Data: Computed from California Department of Social Services Community Care Licensing Division (CCLD) inspection records, ingested into AssistedLiving.fyi. Safety scores reflect the inspection record as of May 2026 and may change as new visits are documented. The FYI Safety Score is provided for informational purposes only and is not a guarantee or prediction of the safety, quality, or suitability of any facility. Always visit in person before deciding.
Frequently asked questions
What is the safest assisted living facility in Los Angeles?
Among the 140 licensed assisted living facilities in the City of Los Angeles, the highest FYI Safety Score is held by Exclusive Raya's Paradise, Inc., a 5-bed small care home with a score of 9.9. It has 19 documented state inspections across 18 years of licensing, zero citations, and zero substantiated complaints. A long, deeply-documented clean record is what separates the very top of the list from the rest of the 9-range.
How many assisted living facilities are in Los Angeles?

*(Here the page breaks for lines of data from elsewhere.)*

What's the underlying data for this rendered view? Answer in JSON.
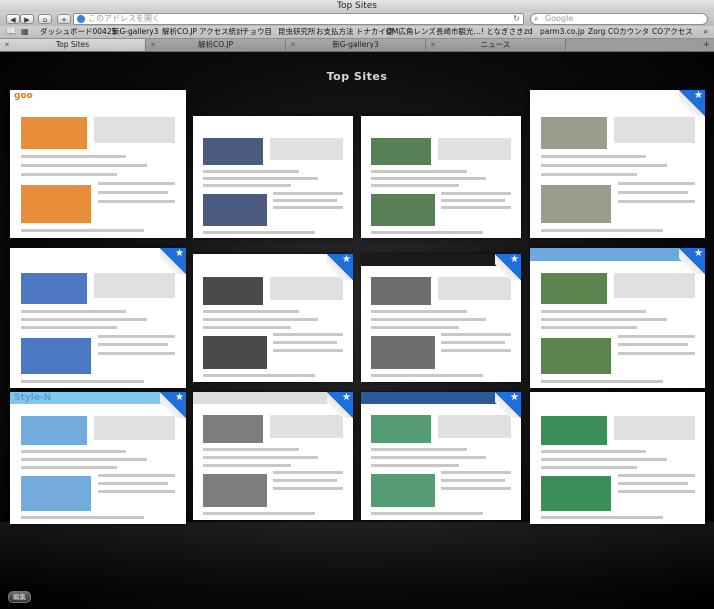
{
  "window": {
    "title": "Top Sites"
  },
  "toolbar": {
    "back_glyph": "◀",
    "forward_glyph": "▶",
    "home_glyph": "⌂",
    "add_glyph": "+",
    "address_placeholder": "このアドレスを開く",
    "reload_glyph": "↻",
    "search_placeholder": "Google",
    "search_glyph": "⌕"
  },
  "bookmarks": {
    "book_glyph": "📖",
    "grid_glyph": "▦",
    "items": [
      "ダッシュボード00425",
      "新G-gallery3",
      "解析CO.JP",
      "アクセス統計",
      "チョウ目",
      "昆虫研究所",
      "お支払方法 トナカイ便",
      "OM広角レンズ",
      "長崎市観光…! となぎさき",
      "zd",
      "parm3.co.jp",
      "Zorg",
      "COカウンタ",
      "COアクセス"
    ],
    "more_glyph": "»"
  },
  "tabs": {
    "items": [
      "Top Sites",
      "解析CO.JP",
      "新G-gallery3",
      "ニュース"
    ],
    "close_glyph": "✕",
    "new_tab_glyph": "+"
  },
  "top_sites": {
    "heading": "Top Sites",
    "pin_glyph": "★",
    "edit_label": "編集",
    "thumbs": [
      {
        "hdr": "#ffffff",
        "accent": "#e47a19",
        "pinned": false,
        "text": "goo"
      },
      {
        "hdr": "#ffffff",
        "accent": "#2c3e6a",
        "pinned": false
      },
      {
        "hdr": "#ffffff",
        "accent": "#3a6a3a",
        "pinned": false
      },
      {
        "hdr": "#ffffff",
        "accent": "#8a8a7a",
        "pinned": true
      },
      {
        "hdr": "#ffffff",
        "accent": "#2d5fb8",
        "pinned": true
      },
      {
        "hdr": "#ffffff",
        "accent": "#2a2a2a",
        "pinned": true
      },
      {
        "hdr": "#1a1a1a",
        "accent": "#555555",
        "pinned": true
      },
      {
        "hdr": "#6fa8dc",
        "accent": "#3f6f2f",
        "pinned": true
      },
      {
        "hdr": "#7ec8ee",
        "accent": "#5a9cd6",
        "pinned": true,
        "text": "Style-N"
      },
      {
        "hdr": "#dddddd",
        "accent": "#666666",
        "pinned": true
      },
      {
        "hdr": "#2a5a9a",
        "accent": "#3a8a5a",
        "pinned": true
      },
      {
        "hdr": "#ffffff",
        "accent": "#1a7a3a",
        "pinned": false
      }
    ]
  }
}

There are 140 licensed assisted living facilities in the City of Los Angeles itself (this count excludes other LA County cities like Long Beach, Pasadena, and Glendale, each of which has its own roster). Total licensed capacity is roughly 5,600 beds. The largest single facility holds nearly 300 residents; most are small care homes of 6 beds or fewer.

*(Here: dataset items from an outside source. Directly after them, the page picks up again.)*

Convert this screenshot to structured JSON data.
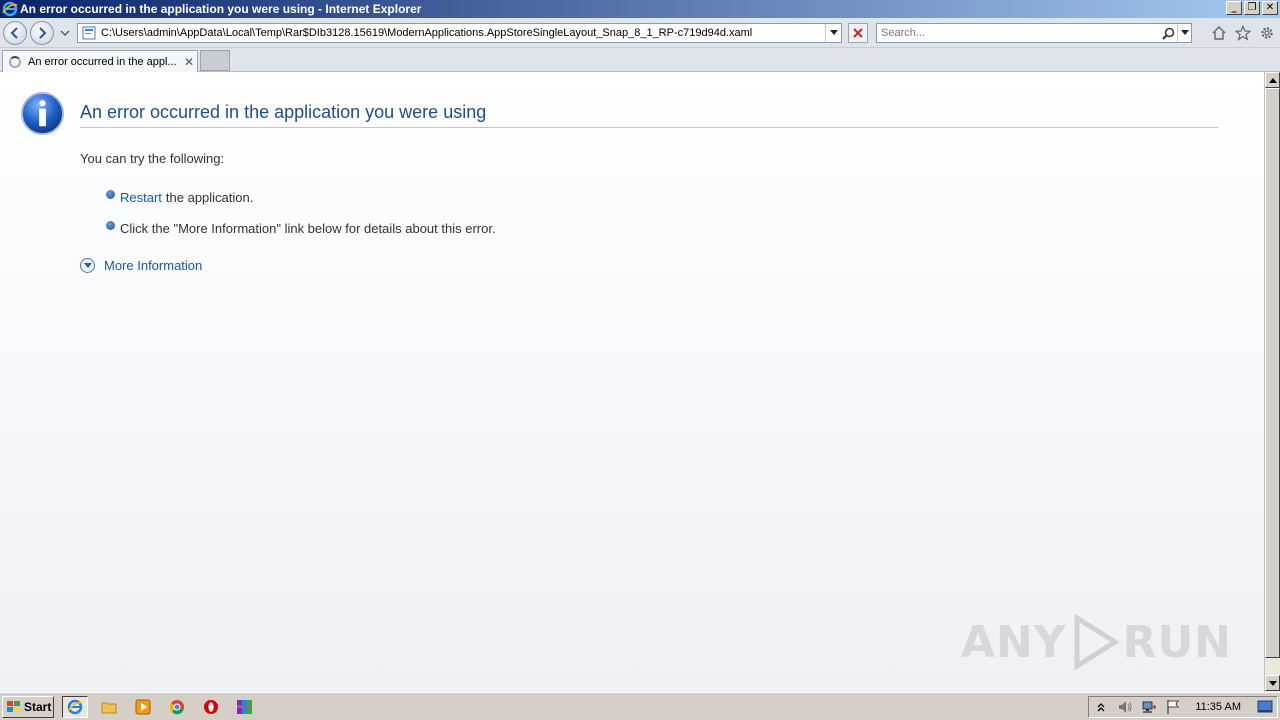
{
  "window": {
    "title": "An error occurred in the application you were using - Internet Explorer",
    "minimize_label": "_",
    "maximize_label": "❐",
    "close_label": "✕"
  },
  "address_bar": {
    "url": "C:\\Users\\admin\\AppData\\Local\\Temp\\Rar$DIb3128.15619\\ModernApplications.AppStoreSingleLayout_Snap_8_1_RP-c719d94d.xaml"
  },
  "search": {
    "placeholder": "Search..."
  },
  "tabs": [
    {
      "label": "An error occurred in the appl...",
      "close": "✕"
    }
  ],
  "error_page": {
    "heading": "An error occurred in the application you were using",
    "subtext": "You can try the following:",
    "bullets": [
      {
        "link": "Restart",
        "text": "the application."
      },
      {
        "link": "",
        "text": "Click the \"More Information\" link below for details about this error."
      }
    ],
    "more_info": "More Information"
  },
  "watermark": {
    "left": "ANY",
    "right": "RUN"
  },
  "taskbar": {
    "start_label": "Start",
    "clock": "11:35 AM"
  },
  "colors": {
    "heading": "#1f4e8c",
    "link": "#1a5aa0",
    "titlebar_start": "#0a246a",
    "titlebar_end": "#a6caf0"
  }
}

How is the FYI Safety Score calculated?
The FYI Safety Score is a 1.0 to 10.0 rating computed from California Community Care Licensing Division (CCLD) inspection records. It weighs three components: Type A citations (immediate-risk violations), Type B citations (less severe violations), and substantiated complaints. Recent findings count more than older ones. The full methodology is at assistedliving.fyi/safety-score. No facility can pay to improve their score.
What does a low safety score actually mean?
A low score reflects what state inspectors have documented over years of visits: citations, substantiated complaints, severity, and recency. It does not necessarily mean a facility is unsafe today. Some facilities had problems years ago that have since been corrected. But it does mean the public record contains enough findings that families should ask specific questions and review the underlying inspection reports before deciding. The score is a starting point for inquiry, not a final verdict.
Are small assisted living homes safer than large ones in Los Angeles?
In the City of Los Angeles, the highest-scoring facilities are concentrated among small care homes (6 beds or fewer), which make up 96 of the 140 facilities. That's not because small is inherently safer. It's that small homes tend to accumulate fewer findings simply by having fewer residents, fewer staff, and a smaller surface area for things to go wrong. Both small homes and large communities can earn high scores; both can earn low ones. What matters is the specific facility's record.
About the author
Steve Selzer is the founder of AssistedLiving.fyi. He started this work while searching for assisted living for his mom, who has dementia, after running into the same opaque pricing, sales calls, and impossible-to-read inspection records that every family in the same situation runs into. The site exists to make the information families actually need easier to find.